Let’s face it, the holiday season can be a nightmare. Long lines at the local Best Buy, house cleaning and decorating, and the inevitable bulldozer effect on the soul that comes from hanging around your in-laws for too many hours. Christmas, for all of it’s supposed “ho, ho, ho” magic can often become a “ho hum” affair. Enter “Krampus,” the latest film from “Trick ‘r Treat” director Michael Dougherty. Delightfully campy and scary, this fun take on Kris Kringle’s evil doppelganger is effective counter-programming for those cheerful holiday folk looking to escape another rerun of “How The Grinch Stole Christmas.”
“Krampus” opens with a slice of pure Americana. In beautiful slow motion, we watch as a deluge of savage deal seeking consumers blow past three meager store clerks en route to purchasing countless Christmas gifts at what can only be a Target or Walmart-type retailer. It is a scene of pure evil far greater than any of the horrors that come later in the story. But this eye-opening prologue is just for its shock factor I suppose.
As far as the actual story is concerned, the film follows a hopeful young tyke named Max (Emjay Anthony) and his stressed out family headed by his father Tom (Adam Scott) and mother Sarah (Toni Colette). While Max might still be in the holiday spirit, his family’s constant bickering is finally starting to crack his demeanor. The arrival of his Pennsylvania redneck cousins proves to be the final straw for the kid. Max tears up the letter he was hoping to send to Santa, only to unleash a demonic force intent on punishing non-believers of Christmas.

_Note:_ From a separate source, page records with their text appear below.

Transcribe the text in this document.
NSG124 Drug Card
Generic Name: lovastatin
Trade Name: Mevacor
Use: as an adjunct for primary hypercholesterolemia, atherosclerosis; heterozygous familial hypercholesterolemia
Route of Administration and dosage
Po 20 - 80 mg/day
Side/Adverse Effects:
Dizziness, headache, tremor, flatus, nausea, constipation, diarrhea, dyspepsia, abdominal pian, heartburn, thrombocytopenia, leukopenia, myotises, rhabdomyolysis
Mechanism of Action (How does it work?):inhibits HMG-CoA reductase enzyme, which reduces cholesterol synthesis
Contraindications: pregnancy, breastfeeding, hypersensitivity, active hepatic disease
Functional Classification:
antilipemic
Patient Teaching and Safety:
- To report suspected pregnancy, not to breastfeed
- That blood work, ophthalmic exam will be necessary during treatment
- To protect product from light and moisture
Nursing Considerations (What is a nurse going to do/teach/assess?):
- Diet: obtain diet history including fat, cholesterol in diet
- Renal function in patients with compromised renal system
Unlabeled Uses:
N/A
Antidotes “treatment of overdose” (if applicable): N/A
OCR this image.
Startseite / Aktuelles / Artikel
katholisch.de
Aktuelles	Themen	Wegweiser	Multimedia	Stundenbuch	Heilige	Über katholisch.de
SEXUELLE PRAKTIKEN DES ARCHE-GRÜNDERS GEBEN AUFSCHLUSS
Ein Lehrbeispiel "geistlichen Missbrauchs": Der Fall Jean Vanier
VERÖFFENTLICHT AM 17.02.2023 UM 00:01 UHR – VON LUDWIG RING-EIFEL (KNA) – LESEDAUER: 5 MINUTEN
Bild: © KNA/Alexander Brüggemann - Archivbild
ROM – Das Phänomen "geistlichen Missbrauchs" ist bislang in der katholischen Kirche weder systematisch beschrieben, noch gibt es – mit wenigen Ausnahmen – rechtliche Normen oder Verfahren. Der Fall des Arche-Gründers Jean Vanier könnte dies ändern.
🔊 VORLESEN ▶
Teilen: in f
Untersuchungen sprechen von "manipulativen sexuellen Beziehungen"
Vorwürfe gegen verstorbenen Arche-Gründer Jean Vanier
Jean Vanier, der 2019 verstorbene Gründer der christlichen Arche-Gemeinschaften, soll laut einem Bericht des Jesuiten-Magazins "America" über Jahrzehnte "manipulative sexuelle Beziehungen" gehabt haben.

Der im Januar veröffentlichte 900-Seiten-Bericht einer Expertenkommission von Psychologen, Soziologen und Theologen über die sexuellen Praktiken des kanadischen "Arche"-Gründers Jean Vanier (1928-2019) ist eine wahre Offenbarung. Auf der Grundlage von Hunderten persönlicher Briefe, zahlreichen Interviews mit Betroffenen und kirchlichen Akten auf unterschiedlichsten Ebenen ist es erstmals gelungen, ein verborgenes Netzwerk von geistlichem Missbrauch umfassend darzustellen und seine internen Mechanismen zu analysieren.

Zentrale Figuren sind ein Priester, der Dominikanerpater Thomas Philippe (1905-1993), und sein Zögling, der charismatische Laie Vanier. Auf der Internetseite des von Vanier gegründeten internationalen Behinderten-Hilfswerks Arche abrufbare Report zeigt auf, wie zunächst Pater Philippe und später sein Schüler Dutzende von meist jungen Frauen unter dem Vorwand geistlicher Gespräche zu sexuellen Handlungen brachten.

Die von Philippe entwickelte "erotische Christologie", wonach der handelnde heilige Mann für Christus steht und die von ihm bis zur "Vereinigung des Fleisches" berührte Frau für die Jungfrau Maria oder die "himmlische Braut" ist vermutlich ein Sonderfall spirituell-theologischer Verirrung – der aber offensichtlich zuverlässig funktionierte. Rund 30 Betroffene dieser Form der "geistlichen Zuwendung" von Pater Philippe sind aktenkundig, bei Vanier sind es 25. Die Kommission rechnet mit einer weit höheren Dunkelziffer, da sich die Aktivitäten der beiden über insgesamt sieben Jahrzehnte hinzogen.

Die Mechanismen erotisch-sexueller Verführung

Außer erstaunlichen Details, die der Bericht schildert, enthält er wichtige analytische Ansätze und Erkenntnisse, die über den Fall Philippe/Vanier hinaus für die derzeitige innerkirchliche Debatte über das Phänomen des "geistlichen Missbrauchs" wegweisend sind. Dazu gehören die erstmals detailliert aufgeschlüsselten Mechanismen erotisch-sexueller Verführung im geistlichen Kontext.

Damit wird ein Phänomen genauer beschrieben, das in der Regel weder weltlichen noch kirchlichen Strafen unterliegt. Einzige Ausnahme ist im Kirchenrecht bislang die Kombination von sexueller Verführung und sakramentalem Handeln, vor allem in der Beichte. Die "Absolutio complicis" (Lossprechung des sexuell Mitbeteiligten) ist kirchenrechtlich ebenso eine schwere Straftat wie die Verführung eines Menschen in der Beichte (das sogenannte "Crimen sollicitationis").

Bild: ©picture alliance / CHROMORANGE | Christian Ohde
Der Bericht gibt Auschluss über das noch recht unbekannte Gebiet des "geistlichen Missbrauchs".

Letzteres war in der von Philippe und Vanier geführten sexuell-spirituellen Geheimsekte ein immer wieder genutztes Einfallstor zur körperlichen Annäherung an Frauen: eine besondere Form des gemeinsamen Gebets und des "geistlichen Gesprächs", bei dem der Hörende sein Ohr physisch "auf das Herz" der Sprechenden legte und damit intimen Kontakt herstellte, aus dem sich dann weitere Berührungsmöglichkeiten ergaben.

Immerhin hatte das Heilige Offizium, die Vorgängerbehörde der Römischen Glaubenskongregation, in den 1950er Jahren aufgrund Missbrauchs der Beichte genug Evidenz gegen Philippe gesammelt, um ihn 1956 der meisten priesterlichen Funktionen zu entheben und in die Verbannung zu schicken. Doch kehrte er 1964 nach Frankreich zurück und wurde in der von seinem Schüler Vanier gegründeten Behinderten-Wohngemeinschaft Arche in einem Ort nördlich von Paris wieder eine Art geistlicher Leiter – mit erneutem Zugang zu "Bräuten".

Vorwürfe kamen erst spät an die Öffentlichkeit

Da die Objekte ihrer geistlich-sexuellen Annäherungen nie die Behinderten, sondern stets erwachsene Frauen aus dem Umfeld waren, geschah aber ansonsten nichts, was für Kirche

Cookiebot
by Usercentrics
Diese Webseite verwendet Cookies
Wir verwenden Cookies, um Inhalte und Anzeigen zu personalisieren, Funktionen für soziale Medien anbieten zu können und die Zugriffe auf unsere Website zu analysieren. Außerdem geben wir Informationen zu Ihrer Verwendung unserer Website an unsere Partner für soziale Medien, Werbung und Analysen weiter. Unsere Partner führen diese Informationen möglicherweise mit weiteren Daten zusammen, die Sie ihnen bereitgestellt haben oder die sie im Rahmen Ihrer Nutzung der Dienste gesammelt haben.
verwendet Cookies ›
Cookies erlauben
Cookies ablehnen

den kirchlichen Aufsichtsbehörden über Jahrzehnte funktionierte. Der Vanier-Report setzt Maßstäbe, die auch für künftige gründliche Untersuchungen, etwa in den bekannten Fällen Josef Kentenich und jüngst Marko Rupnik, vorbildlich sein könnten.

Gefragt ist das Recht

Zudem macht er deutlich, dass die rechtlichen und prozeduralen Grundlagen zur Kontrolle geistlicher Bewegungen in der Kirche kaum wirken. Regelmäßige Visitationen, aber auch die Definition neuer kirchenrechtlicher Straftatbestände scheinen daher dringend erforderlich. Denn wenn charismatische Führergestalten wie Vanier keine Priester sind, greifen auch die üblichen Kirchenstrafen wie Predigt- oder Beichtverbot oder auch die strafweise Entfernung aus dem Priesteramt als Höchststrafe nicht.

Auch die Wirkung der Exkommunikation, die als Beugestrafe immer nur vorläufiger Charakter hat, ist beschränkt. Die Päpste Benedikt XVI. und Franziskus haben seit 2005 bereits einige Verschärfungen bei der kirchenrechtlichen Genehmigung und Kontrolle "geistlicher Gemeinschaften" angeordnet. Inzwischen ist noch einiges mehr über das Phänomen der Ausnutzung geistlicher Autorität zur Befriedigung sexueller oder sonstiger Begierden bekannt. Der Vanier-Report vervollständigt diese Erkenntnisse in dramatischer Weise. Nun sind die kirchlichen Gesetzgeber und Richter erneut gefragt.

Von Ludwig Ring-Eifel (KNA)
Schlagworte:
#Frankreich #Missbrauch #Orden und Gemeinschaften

After a freak snow storm cuts the neighborhood’s power, this extended family must bind together to defeat an unstoppable evil presence.
For a film primarily contained to a single household, the ensemble cast is exceptional in driving a lot of the film’s entertaining moments. Emjay Anthony as the cherubic Max is the real star of the show. He charmingly and effortlessly switches between a playful firebrand and stoic mediator. Adam Scott (Knocked Up) and Toni Collette (The Sixth Sense) deliver equally great performances as squabbling but affectionate parents. David Koechner’s (The Office) Uncle Howard draws the majority of the laughs, courtesy of his boorish one-liners… most of which revolve around hunting, boozing, or his Hummer. Equally funny is Conchata Ferrell (Two and a Half Men) as the alcoholic Aunt Dorothy who’d rather be pounding peppermint schnapps than doing just about anything else.
Director Dougherty’s depiction of Krampus as some sort of mutant cross between a Victorian era bum to something straight out of the bowels of Lord of the Rings, is both chilling and comical. This campy/horror/comedy hybrid genre that writers Todd Casey, Michael Dougherty, and Zach Shields create works well throughout the film. There is just enough light relief sprinkled in along with all the dramatic tension. And when dealing with countless murderous gingerbread men, shark-toothed teddy bears and demonic elves, it’s important to work in some slap-stick relief. It is Christmas after all!
There comes a time in every kid’s life where they begin to lose faith in the holidays. Maybe it’s the realization that Santa might not actually be a present-delivering North Pole denizen. Maybe it’s having to deal with your crazy in-laws one too many years in a row. Maybe it’s the inevitable emotional shift from the excitement of youthful gift getting to the inevitability of dolling out large wads of cash in adulthood. There are many reasons why one loses faith, but never has an eroding-away of the Christmas spirit been so gleefully depicted on the silver screen.
As someone who has seen his faith in the holidays dwindle over the years, I’ll definitely make sure to beware who or what comes crashing down my chimney this 25th of December.